Club News

News Letter April 2012

Maximize Your Training:

The 4 Key Heart Rate Zones and How to Use Them

For anyone who is serious about improving their fitness, understanding the heart is an essential step to success. Monitoring your heart rate is incredibly easy with the huge array of monitors on offer, but seeing the numbers is only half the challenge - the more important aspect understands the numbers and what they mean.

Over time sports physicians have narrowed the human heart rate into 4 ranges called 'zones'. Each zone is represented as a percentage of the maximum beats per minute and each has its own unique benefits.

Red Line Zone (90% - 100% of Maximum Heart Rate)

Scarcely used by recreational athletes, training in the Red Line zone helps to develop the body's fast twitch muscle fibers which ultimately boosts speed. Such high heart rates ate commonly achieved during interval training, an intense method used by athletes looking to increase their explosive power.

Anaerobic Zone (80% - 90% of MHR)

most people will be familiar with lactic acid and it is within this zone that we see its effects. In the anaerobic zone the body is inefficient in it's processing of oxygen and as such it turns to glycogen stores as an energy source. This causes the build up of lactic acid but only after reaching a point called the 'anaerobic threshold'. Through proper training it is possible to increase the body's anaerobic threshold, which allows athletes to perform for longer in the anaerobic zone.

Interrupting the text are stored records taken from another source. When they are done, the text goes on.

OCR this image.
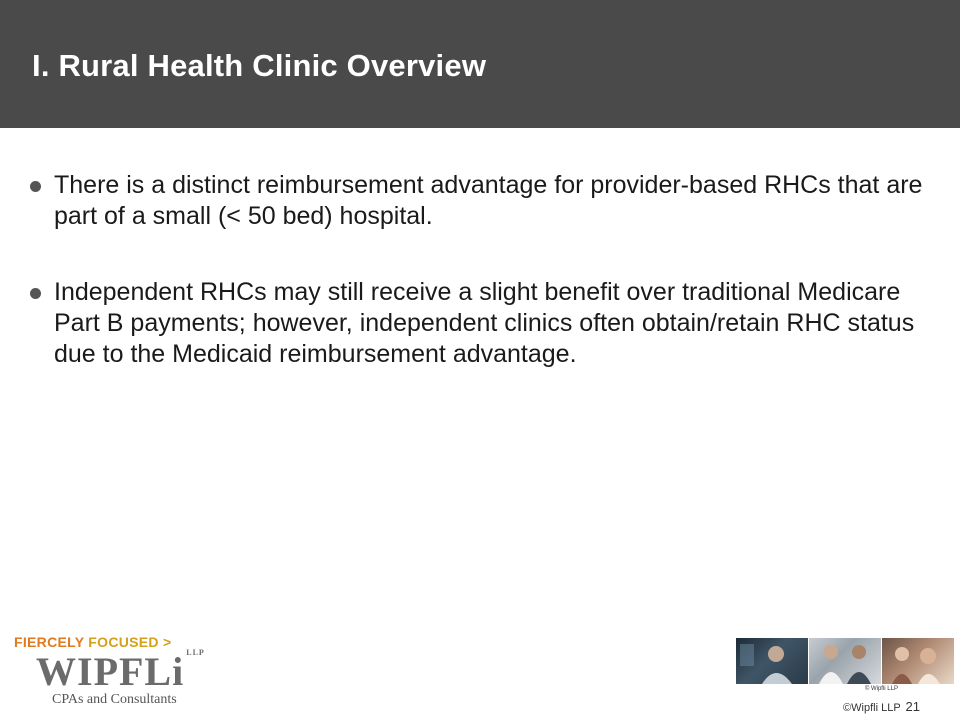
I. Rural Health Clinic Overview
There is a distinct reimbursement advantage for provider-based RHCs that are part of a small (< 50 bed) hospital.
Independent RHCs may still receive a slight benefit over traditional Medicare Part B payments; however, independent clinics often obtain/retain RHC status due to the Medicaid reimbursement advantage.
FIERCELY FOCUSED >
WIPFLi $^{LLP}$
CPAs and Consultants
© Wipfli LLP
©Wipfli LLP 21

Aerobic Zone (70% - 80% of MHR)

this is the zone that is of most interest to the average athlete. When exercising within this zone, the muscles are able to process oxygen efficiently and as such it is possible for the body to use fat as an energy source. This makes aerobic training great for weight loss, while also helping to boost the oxygen processing ability of the body.

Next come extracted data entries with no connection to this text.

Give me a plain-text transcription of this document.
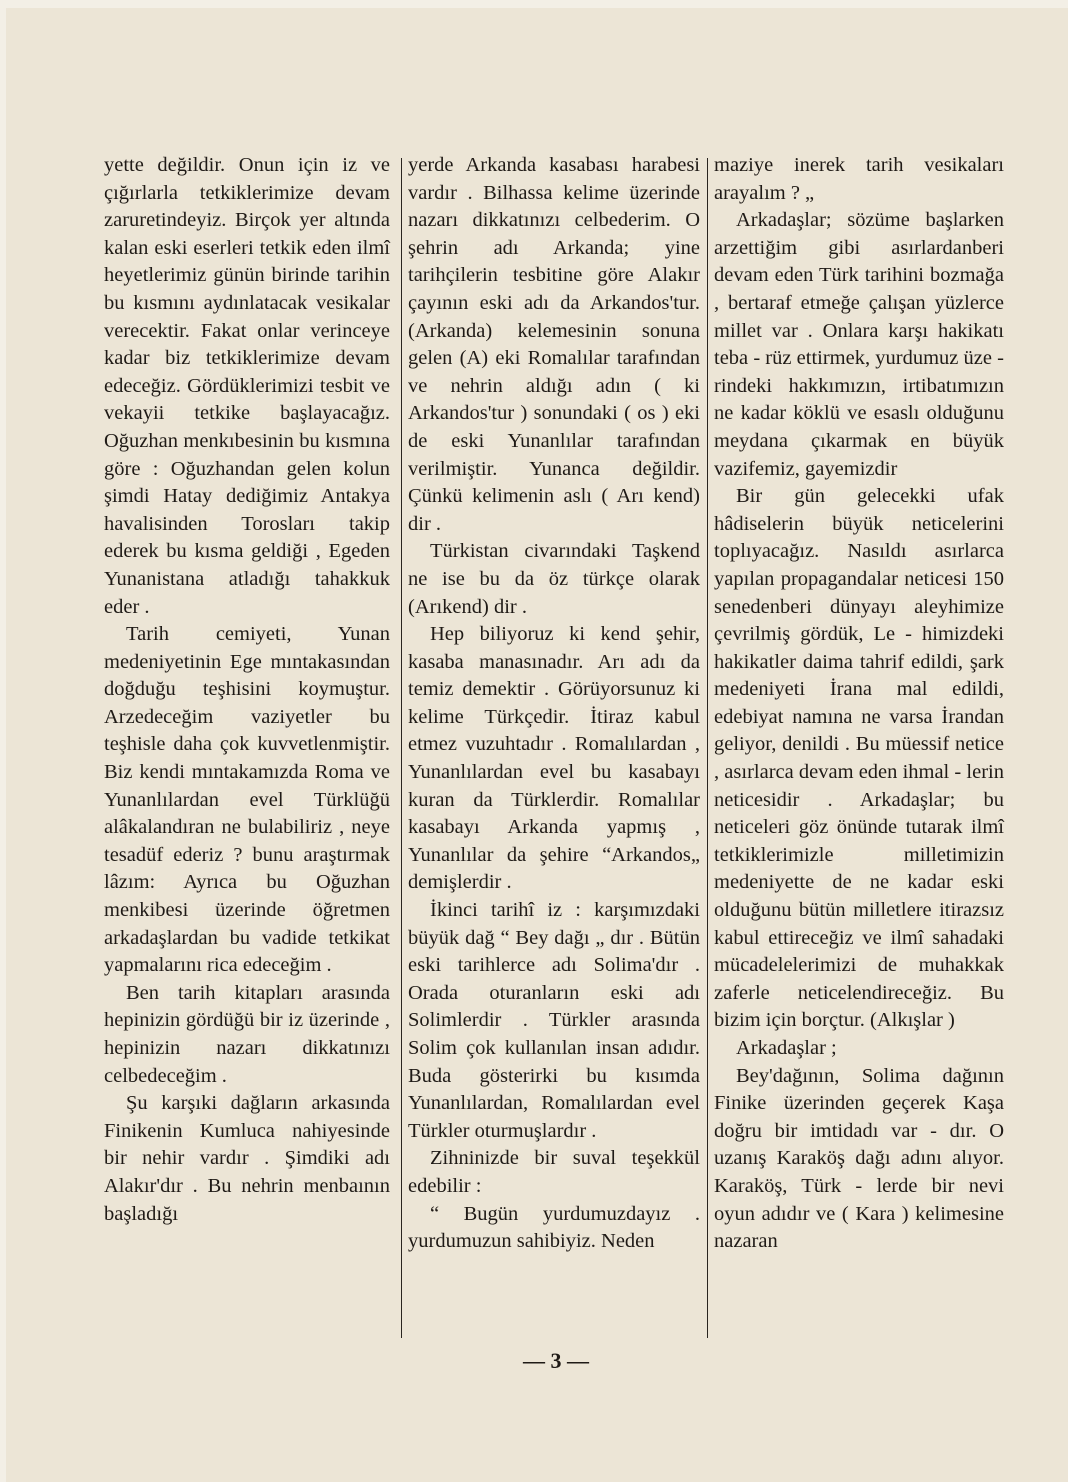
yette değildir. Onun için iz ve çığırlarla tetkiklerimize devam zaruretindeyiz. Birçok yer altında kalan eski eserleri tetkik eden ilmî heyetlerimiz günün birinde tarihin bu kısmını aydınlatacak vesikalar verecektir. Fakat onlar verinceye kadar biz tetkiklerimize devam edeceğiz. Gördüklerimizi tesbit ve vekayii tetkike başlayacağız. Oğuzhan menkıbesinin bu kısmına göre : Oğuzhandan gelen kolun şimdi Hatay dediğimiz Antakya havalisinden Torosları takip ederek bu kısma geldiği , Egeden Yunanistana atladığı tahakkuk eder .

Tarih cemiyeti, Yunan medeniyetinin Ege mıntakasından doğduğu teşhisini koymuştur. Arzedeceğim vaziyetler bu teşhisle daha çok kuvvetlenmiştir. Biz kendi mıntakamızda Roma ve Yunanlılardan evel Türklüğü alâkalandıran ne bulabiliriz , neye tesadüf ederiz ? bunu araştırmak lâzım: Ayrıca bu Oğuzhan menkibesi üzerinde öğretmen arkadaşlardan bu vadide tetkikat yapmalarını rica edeceğim .

Ben tarih kitapları arasında hepinizin gördüğü bir iz üzerinde , hepinizin nazarı dikkatınızı celbedeceğim .

Şu karşıki dağların arkasında Finikenin Kumluca nahiyesinde bir nehir vardır . Şimdiki adı Alakır'dır . Bu nehrin menbaının başladığı

yerde Arkanda kasabası harabesi vardır . Bilhassa kelime üzerinde nazarı dikkatınızı celbederim. O şehrin adı Arkanda; yine tarihçilerin tesbitine göre Alakır çayının eski adı da Arkandos'tur. (Arkanda) kelemesinin sonuna gelen (A) eki Romalılar tarafından ve nehrin aldığı adın ( ki Arkandos'tur ) sonundaki ( os ) eki de eski Yunanlılar tarafından verilmiştir. Yunanca değildir. Çünkü kelimenin aslı ( Arı kend) dir .

Türkistan civarındaki Taşkend ne ise bu da öz türkçe olarak (Arıkend) dir .

Hep biliyoruz ki kend şehir, kasaba manasınadır. Arı adı da temiz demektir . Görüyorsunuz ki kelime Türkçedir. İtiraz kabul etmez vuzuhtadır . Romalılardan , Yunanlılardan evel bu kasabayı kuran da Türklerdir. Romalılar kasabayı Arkanda yapmış , Yunanlılar da şehire “Arkandos„ demişlerdir .

İkinci tarihî iz : karşımızdaki büyük dağ “ Bey dağı „ dır . Bütün eski tarihlerce adı Solima'dır . Orada oturanların eski adı Solimlerdir . Türkler arasında Solim çok kullanılan insan adıdır. Buda gösterirki bu kısımda Yunanlılardan, Romalılardan evel Türkler oturmuşlardır .

Zihninizde bir suval teşekkül edebilir :

“ Bugün yurdumuzdayız . yurdumuzun sahibiyiz. Neden

maziye inerek tarih vesikaları arayalım ? „

Arkadaşlar; sözüme başlarken arzettiğim gibi asırlardanberi devam eden Türk tarihini bozmağa , bertaraf etmeğe çalışan yüzlerce millet var . Onlara karşı hakikatı teba - rüz ettirmek, yurdumuz üze - rindeki hakkımızın, irtibatımızın ne kadar köklü ve esaslı olduğunu meydana çıkarmak en büyük vazifemiz, gayemizdir

Bir gün gelecekki ufak hâdiselerin büyük neticelerini toplıyacağız. Nasıldı asırlarca yapılan propagandalar neticesi 150 senedenberi dünyayı aleyhimize çevrilmiş gördük, Le - himizdeki hakikatler daima tahrif edildi, şark medeniyeti İrana mal edildi, edebiyat namına ne varsa İrandan geliyor, denildi . Bu müessif netice , asırlarca devam eden ihmal - lerin neticesidir . Arkadaşlar; bu neticeleri göz önünde tutarak ilmî tetkiklerimizle milletimizin medeniyette de ne kadar eski olduğunu bütün milletlere itirazsız kabul ettireceğiz ve ilmî sahadaki mücadelelerimizi de muhakkak zaferle neticelendireceğiz. Bu bizim için borçtur. (Alkışlar )

Arkadaşlar ;

Bey'dağının, Solima dağının Finike üzerinden geçerek Kaşa doğru bir imtidadı var - dır. O uzanış Karaköş dağı adını alıyor. Karaköş, Türk - lerde bir nevi oyun adıdır ve ( Kara ) kelimesine nazaran

— 3 —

Recovery Zone (50% - 70% of MHR)

Slightly above the resting rate is the recovery zone. This is where the body is able to recoup. Endurance athletes will often train within this zone in an effort to enable their body to perform effectively at low heart rates - a vital skill in endurance racing. Put simply, if your body can recover at the same rate as it is expending energy, it stands to reason that you could exercise for long periods of time. Long duration exercises are great for weight loss and the recovery zone is even better than the aerobic zone in that respect.

Now that you understand the hearts function and its zones, you can adjust your training schedule to take full advantage of all the benefits.